Firms fined for quarry blast damage

Blast at Brayford Quarry in North Devon sends fly rock on to public road and damages waiting cars

HANSON and WCD Sleeman have both been fined after a quarry blast sent rocks flying 200 metres into the air and on to a public road, causing damage to waiting cars.

The falling blast debris landed well outside of the designated danger zone during the incident at Brayford Quarry in North Devon, on 24 February 2011, and narrowly avoided striking a workman who had halted traffic while the blasting took place.
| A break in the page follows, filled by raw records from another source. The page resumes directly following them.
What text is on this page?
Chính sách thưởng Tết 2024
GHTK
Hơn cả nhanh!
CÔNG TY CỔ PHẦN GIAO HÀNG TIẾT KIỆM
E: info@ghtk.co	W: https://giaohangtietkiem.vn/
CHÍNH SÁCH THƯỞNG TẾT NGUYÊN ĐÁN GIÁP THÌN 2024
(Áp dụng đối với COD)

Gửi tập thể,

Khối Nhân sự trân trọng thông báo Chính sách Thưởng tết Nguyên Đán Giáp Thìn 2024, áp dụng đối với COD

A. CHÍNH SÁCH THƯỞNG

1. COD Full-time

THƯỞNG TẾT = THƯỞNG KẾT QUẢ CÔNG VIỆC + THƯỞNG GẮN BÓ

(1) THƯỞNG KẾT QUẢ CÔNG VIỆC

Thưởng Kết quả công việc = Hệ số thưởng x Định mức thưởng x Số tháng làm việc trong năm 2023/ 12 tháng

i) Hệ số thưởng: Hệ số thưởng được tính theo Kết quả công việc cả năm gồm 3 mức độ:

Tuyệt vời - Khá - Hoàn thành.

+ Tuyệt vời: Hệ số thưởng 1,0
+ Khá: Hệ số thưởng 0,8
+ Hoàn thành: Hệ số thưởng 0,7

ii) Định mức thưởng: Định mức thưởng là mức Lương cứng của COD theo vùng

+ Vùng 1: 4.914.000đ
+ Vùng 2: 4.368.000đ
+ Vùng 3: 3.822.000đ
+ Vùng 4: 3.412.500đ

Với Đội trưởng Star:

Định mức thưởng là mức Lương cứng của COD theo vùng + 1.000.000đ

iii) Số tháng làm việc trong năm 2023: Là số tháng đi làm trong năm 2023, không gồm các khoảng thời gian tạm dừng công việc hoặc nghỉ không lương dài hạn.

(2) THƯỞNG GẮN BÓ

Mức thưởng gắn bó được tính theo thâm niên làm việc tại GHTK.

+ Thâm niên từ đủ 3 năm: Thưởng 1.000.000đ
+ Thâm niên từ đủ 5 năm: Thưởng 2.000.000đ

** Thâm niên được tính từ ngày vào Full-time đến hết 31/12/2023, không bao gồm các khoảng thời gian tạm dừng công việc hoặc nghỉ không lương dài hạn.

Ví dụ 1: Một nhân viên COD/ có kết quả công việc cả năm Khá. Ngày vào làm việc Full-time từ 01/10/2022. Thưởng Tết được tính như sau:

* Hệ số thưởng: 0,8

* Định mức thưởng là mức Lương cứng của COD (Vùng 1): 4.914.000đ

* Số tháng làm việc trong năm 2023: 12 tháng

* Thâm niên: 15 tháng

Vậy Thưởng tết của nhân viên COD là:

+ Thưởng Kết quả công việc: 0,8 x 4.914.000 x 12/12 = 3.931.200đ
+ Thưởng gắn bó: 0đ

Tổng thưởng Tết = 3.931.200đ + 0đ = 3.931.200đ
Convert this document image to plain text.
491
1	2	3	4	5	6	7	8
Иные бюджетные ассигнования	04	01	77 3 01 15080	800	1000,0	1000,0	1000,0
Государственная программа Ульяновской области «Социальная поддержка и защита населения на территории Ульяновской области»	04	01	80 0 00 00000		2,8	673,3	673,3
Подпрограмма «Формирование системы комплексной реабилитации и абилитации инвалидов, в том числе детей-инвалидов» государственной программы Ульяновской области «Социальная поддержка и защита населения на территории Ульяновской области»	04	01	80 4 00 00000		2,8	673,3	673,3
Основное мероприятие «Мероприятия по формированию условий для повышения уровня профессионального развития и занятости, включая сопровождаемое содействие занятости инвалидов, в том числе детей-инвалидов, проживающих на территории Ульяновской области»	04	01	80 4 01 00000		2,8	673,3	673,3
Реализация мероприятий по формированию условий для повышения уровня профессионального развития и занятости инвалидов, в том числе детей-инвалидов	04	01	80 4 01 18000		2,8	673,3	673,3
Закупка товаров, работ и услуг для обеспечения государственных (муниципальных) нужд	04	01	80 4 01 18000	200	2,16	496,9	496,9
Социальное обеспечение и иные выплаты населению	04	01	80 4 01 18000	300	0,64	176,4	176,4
Frome-based WCD Sleeman and Sons Ltd, who organized the blast, and quarry operators Hanson Quarry Products Europe Ltd were both prosecuted after an investigation by the Health and Safety Executive (HSE) identified serious control failings.

Barnstaple Magistrates’ Court heard that two cars waiting in the queue on a nearby public road were hit by flying rock, which dented the bonnet of one and a smashed the windscreen of the other.

HSE inspectors discovered an 8.5kg piece of rock on the other side of the road. Six other smaller pieces of rock were also recovered from the road.

A workman acting as a sentry on the road to manage traffic during the blasting heard the rocks coming through the trees. He covered his head with his stop-go board and took cover next to a large van which was waiting on the road. The driver of the van saw pieces of rock pass over the workman.

WCD Sleeman and Sons Ltd were fined £20,000 and ordered to pay £17,000 in costs after pleading guilty to breaching Section 3(1) of the Health and Safety at Work Act 1974.

Hanson Quarry Products Europe Ltd were fined £20,000 with £14,000 costs after pleading guilty to single a breach of the Quarries Regulations 1999.

Speaking after the hearing, HSE Inspector of Quarries, Mike Tetley, said: ‘This was a very serious incident that could easily have led to death or serious injury.

‘Blasting operations at quarries are inherently high risk, and these risks must be rigorously controlled by good explosives engineering practice and in accordance with legal requirements.

‘Where contractors are involved, it is important that appropriate levels of communication and co-operation are in place. It is totally unacceptable for both members of the public and employees to be put at serious risk of being hit by rocks, as happened here in an entirely preventable incident.

‘I hope this case sends a clear message to the industry that proper planning and control is required at all times.’